Haben Sie Fragen zu diesem Thema? Möchten Sie sich genauer zu Creative Commons-Lizenzen informieren? Sprechen Sie uns an – für TU-Angehörige bieten wir Workshops zu den Themenbereichen Urheberrecht, Open Access und Creative Commons-Lizenzen an!

Universitätsverlag der TU Berlin veröffentlicht Open Access-Leitlinien

Was der Universitätsverlag der TU Berlin seit Jahren praktiziert, wurde nun auch in Open Access-Leitlinien schriftlich fixiert: Der Universitätsverlag bekennt sich zur „Berliner Erklärung über den offenen Zugang zu wissenschaftlichem Wissen“.

Die Open Access-Leitlinien halten fest, mit welchen Schritten der Universitätsverlag den freien Zugang zu seinen Publikationen fördert und sicherstellt.
Die Open Access- Leitlinien stehen  unter der Creative Commons-Lizenz  CC0, d. h. sie können in dieser oder angepasster Form für eigene Zwecke genutzt werden.

Nature Publishing Group vergibt CC BY für Open Access-Beiträge

In einer Pressemitteilung vom 26. Januar 2015 gab die Nature Publishing Group (NPG) bekannt, dass für die Lizenzierung der Inhalte der ggw. 18 Open Access-Zeitschriften des Verlages zukünftig einheitlich die Creative Commons-Lizenz Namensnennung 4.0 verwendet wird.

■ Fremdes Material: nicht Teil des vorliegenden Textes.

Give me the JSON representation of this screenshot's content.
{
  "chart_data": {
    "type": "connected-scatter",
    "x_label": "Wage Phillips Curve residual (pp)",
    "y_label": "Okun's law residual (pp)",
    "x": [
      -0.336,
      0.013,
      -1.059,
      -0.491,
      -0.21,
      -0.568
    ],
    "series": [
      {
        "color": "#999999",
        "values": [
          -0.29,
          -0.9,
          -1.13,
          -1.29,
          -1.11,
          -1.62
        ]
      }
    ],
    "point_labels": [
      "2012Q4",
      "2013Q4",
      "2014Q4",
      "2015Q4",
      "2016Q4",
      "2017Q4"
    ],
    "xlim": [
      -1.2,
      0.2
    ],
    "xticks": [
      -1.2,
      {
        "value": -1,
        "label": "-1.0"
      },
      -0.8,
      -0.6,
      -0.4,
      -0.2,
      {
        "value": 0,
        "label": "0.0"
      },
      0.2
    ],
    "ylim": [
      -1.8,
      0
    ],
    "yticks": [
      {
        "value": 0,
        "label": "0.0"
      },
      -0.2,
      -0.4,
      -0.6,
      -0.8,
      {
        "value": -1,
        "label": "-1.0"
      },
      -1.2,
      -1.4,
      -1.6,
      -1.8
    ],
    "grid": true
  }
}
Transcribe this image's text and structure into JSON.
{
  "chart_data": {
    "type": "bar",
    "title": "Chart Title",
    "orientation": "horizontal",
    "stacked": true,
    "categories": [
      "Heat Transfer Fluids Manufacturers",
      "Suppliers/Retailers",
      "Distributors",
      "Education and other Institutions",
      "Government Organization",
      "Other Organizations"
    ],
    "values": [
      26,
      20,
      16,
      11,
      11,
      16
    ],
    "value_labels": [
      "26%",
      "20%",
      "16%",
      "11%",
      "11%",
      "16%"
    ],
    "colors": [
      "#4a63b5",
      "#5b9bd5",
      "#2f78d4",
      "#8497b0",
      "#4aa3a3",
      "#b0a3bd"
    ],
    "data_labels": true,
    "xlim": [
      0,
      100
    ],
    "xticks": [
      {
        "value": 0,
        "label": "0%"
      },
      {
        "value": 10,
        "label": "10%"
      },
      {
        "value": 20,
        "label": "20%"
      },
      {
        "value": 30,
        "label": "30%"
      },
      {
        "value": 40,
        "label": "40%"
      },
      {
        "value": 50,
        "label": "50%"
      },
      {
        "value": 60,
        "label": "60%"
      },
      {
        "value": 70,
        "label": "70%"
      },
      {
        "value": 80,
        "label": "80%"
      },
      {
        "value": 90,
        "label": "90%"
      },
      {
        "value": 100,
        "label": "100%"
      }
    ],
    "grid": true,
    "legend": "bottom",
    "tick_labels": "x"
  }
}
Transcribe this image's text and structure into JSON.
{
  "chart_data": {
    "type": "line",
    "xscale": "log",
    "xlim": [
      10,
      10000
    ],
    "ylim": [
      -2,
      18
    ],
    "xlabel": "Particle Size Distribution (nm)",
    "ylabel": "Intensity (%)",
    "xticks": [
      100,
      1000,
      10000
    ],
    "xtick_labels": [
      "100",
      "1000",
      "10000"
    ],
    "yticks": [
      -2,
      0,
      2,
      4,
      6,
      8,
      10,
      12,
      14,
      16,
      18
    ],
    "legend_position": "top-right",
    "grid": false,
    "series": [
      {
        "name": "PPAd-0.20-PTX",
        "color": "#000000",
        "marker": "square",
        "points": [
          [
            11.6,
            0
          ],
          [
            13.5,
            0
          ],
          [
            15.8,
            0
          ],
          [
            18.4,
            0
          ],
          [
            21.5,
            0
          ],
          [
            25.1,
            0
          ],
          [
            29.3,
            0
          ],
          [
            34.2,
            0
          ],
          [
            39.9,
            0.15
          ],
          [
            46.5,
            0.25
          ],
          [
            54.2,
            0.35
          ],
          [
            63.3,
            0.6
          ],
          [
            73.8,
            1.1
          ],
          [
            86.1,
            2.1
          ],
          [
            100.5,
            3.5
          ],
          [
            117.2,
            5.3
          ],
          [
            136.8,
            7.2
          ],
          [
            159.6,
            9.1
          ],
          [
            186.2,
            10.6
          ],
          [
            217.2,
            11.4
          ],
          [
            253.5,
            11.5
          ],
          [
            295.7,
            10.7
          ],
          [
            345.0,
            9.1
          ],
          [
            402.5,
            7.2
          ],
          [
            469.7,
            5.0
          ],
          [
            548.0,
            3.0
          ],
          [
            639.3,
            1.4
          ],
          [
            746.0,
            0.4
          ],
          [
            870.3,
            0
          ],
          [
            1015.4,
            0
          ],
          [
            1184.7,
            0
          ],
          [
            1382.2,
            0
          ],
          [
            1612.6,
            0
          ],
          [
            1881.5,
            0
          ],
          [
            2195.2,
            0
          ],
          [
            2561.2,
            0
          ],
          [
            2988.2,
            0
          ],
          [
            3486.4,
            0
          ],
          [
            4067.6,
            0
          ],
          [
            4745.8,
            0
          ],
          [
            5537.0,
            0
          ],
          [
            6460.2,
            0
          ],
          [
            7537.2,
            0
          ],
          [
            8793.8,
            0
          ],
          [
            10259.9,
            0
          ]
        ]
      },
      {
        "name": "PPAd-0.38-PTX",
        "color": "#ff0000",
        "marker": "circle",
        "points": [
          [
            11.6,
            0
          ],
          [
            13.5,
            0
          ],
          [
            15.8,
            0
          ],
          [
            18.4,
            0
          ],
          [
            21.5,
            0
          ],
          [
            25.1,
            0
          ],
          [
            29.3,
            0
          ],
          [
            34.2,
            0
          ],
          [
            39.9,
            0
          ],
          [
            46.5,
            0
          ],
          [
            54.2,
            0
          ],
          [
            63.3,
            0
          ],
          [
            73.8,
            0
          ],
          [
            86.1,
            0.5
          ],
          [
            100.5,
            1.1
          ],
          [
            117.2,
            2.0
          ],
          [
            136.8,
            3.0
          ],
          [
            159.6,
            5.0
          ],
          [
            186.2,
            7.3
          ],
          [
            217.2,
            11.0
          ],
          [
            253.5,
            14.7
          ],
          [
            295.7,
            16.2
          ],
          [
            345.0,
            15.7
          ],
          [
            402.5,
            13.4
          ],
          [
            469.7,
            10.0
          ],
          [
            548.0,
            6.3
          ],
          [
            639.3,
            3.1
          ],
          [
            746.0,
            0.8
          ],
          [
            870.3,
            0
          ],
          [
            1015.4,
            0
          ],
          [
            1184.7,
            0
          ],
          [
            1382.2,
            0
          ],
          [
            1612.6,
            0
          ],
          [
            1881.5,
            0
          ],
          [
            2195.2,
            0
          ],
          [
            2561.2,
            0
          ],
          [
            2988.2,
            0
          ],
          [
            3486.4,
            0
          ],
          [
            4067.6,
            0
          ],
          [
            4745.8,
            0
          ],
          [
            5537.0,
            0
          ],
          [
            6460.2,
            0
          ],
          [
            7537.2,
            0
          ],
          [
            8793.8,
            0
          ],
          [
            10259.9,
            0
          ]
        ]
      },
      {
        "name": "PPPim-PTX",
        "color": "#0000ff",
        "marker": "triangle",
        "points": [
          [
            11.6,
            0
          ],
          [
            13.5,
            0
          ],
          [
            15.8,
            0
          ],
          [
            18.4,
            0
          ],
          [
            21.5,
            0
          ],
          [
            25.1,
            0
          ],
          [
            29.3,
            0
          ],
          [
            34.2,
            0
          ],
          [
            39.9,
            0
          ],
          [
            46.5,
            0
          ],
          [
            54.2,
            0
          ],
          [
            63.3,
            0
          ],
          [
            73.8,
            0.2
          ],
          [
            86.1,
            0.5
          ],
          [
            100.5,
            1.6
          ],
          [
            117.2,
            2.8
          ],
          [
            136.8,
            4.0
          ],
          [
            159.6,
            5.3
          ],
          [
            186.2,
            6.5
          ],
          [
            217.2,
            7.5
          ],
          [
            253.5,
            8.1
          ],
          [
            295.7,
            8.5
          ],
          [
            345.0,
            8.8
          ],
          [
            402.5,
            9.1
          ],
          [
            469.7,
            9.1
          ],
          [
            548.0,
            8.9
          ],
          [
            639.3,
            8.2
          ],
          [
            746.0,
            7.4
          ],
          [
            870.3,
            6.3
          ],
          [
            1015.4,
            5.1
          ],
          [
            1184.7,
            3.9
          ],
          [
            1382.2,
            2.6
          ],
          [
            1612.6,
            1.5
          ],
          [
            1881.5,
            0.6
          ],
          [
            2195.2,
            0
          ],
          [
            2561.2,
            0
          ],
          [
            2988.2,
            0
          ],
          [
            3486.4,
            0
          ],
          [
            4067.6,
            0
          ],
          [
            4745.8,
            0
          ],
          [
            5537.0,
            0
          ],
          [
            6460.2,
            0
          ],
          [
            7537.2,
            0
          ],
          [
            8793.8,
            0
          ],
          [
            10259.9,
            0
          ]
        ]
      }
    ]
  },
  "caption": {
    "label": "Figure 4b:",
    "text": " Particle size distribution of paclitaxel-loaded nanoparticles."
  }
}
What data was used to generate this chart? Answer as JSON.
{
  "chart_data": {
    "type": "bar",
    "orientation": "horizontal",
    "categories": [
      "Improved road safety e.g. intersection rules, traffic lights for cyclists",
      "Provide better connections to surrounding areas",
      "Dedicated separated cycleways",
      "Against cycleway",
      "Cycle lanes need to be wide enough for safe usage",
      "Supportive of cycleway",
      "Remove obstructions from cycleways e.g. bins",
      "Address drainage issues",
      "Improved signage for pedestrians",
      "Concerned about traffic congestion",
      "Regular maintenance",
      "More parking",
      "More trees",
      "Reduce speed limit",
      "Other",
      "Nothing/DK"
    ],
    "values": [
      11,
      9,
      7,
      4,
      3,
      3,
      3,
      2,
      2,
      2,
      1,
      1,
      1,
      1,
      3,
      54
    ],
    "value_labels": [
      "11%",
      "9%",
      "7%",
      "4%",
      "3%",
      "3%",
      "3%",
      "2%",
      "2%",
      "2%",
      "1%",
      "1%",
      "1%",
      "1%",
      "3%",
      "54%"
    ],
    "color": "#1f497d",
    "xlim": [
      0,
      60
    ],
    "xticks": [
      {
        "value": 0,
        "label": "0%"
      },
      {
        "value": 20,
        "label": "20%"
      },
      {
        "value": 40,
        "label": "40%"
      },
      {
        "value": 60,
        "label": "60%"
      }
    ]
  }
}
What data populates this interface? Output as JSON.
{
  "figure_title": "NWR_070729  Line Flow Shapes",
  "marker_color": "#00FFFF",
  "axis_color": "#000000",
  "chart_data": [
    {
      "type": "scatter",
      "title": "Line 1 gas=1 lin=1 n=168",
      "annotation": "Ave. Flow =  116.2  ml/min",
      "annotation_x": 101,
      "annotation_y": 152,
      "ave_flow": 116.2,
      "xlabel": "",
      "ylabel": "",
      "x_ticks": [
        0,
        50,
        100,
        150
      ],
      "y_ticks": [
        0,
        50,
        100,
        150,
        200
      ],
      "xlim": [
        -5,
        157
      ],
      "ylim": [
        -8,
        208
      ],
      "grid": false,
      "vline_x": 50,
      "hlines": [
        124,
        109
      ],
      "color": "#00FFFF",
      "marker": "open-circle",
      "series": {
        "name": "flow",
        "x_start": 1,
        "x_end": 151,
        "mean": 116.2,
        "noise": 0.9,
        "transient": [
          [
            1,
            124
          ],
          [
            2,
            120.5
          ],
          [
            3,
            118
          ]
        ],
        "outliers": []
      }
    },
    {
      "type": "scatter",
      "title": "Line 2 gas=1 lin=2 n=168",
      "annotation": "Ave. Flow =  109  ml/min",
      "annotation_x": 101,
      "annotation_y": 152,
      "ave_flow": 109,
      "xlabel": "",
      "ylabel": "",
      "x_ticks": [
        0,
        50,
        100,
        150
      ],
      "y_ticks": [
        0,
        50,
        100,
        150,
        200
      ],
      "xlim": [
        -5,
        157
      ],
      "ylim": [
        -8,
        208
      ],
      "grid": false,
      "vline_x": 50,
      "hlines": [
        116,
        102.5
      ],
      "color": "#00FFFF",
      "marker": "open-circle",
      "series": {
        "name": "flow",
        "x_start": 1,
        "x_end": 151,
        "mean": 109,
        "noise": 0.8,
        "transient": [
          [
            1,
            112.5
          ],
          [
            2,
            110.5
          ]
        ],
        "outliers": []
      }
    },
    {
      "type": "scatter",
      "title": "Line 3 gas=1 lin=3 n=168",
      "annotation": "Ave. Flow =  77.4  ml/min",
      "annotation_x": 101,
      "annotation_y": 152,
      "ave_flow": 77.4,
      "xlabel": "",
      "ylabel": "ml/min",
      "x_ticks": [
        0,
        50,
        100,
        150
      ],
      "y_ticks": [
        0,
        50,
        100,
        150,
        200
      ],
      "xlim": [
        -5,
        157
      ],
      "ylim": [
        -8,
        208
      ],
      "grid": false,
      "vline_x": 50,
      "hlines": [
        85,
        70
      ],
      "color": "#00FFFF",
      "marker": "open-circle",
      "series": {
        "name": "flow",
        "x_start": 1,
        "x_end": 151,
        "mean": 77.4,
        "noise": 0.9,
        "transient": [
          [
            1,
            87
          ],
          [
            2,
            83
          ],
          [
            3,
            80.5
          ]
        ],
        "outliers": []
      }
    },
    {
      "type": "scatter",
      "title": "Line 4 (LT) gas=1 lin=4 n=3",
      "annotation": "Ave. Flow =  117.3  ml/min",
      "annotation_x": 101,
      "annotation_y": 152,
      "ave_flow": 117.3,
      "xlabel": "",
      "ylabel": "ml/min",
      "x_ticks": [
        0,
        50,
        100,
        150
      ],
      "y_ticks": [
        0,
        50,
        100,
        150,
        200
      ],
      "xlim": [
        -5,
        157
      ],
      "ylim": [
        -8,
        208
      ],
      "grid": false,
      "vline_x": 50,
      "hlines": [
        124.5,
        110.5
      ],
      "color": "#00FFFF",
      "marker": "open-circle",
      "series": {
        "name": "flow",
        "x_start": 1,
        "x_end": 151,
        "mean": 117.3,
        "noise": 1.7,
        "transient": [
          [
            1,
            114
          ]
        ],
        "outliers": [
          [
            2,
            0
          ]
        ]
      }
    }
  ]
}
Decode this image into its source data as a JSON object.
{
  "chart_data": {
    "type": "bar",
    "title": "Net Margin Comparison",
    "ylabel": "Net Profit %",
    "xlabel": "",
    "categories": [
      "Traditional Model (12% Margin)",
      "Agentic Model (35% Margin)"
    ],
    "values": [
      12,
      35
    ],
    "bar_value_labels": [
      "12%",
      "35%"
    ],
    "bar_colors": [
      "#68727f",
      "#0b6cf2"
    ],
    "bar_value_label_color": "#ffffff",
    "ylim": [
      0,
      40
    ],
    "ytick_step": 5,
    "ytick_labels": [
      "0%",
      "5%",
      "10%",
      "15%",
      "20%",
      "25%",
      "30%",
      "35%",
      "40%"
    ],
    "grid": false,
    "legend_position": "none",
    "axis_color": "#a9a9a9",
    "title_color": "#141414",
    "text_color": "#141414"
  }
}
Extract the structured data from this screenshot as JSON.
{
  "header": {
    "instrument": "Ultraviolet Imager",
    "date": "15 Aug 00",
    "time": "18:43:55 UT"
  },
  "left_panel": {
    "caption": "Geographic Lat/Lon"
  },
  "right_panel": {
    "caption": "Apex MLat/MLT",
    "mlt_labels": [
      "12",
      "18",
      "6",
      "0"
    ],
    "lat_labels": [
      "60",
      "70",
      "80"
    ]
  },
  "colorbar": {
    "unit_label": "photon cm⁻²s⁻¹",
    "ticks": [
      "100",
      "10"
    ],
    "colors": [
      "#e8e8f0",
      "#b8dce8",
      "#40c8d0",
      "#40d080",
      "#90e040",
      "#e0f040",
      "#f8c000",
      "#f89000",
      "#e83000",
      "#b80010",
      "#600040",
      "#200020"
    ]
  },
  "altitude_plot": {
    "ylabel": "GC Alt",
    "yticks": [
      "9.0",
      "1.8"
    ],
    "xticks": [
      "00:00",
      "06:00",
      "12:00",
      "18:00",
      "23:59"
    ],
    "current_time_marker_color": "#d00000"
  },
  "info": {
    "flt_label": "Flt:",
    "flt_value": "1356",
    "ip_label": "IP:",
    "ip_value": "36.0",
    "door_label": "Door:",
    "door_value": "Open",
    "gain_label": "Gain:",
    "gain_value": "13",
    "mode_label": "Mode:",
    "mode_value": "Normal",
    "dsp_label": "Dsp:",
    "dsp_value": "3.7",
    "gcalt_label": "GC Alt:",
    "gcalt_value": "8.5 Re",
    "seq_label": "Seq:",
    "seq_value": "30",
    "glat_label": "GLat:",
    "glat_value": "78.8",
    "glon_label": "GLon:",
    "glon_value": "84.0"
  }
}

Diese Lizenz ermöglicht es, Open Access im Sinne der „Berliner Erklärung über den offenen Zugang zu wissenschaftlichem Wissen“ umzusetzen, welche neben dem kostenfreien Zugriff auf wissenschaftliche Inhalte auch deren mögliche weitere Verwendung fordert:

Open access contributions must satisfy two conditions:The author(s) and right holder(s) of such contributions grant(s) to all users a free, irrevocable, worldwide, right of access to, and a license to copy, use, distribute, transmit and display the work publicly and to make and distribute derivative works, in any digital medium for any responsible purpose, subject to proper attribution of authorship (community standards, will continue to provide the mechanism for enforcement of proper attribution and responsible use of the published work, as they do now), as well as the right to make small numbers of printed copies for their personal use.

Noch ermöglicht der Verlag nicht für alle Inhalte Open Access im Sinne der Berliner Erklärung. Insbesondere für das Journal „Nature“, das Flagschiff von NPG, lässt sich der Verlag weiterhin ausschließliche Nutzungsrechte einräumen; Autorinnen und Autoren dürfen immerhin nach 6 Monaten die sogenannte Postprint-Version zweitveröffentlichen (vgl. Autorenvertrag).

Der Universitätsverlag der TU Berlin empfiehlt, die freieste der Creative Commons-Lizenzen zu verwenden. Daneben unterstützen wir Sie gern, den grünen Weg des Open Access, d.h. kostenfreien Zugang zu Beiträgen in Closed Access-Publikationen, umzusetzen. Sprechen Sie uns an, wenn Sie Fragen zu Creative Commons-Lizenzen, Klauseln in Ihren Verlagsverträgen oder Ihr Recht zur Zweitveröffentlichung haben!

Wissenschaftsorganisationen raten zu offenen Lizenzen

Nur indem man auf bestehendes Wissen aufbaut, kann neues Wissen geschaffen werden. Um die Nachnutzung von wissenschaftlichem Wissen zu fördern, eignen sich offene Lizenzen wie etwa Creative Commons-Lizenzen. Deren Verwendung wird auch durch die deutschen Wissenschaftsorganisationen in einer Pressemitteilung Nr. 68 vom November 2014 empfohlen:

Die deutschen Wissenschaftsorganisationen halten daher standardisierte offene Lizenzen für ein ideales Werkzeug, um im Sinne der Berliner Erklärung von 2003 die möglichst umfassende Nutzung wissenschaftlicher Inhalte rechtsverbindlich abzusichern.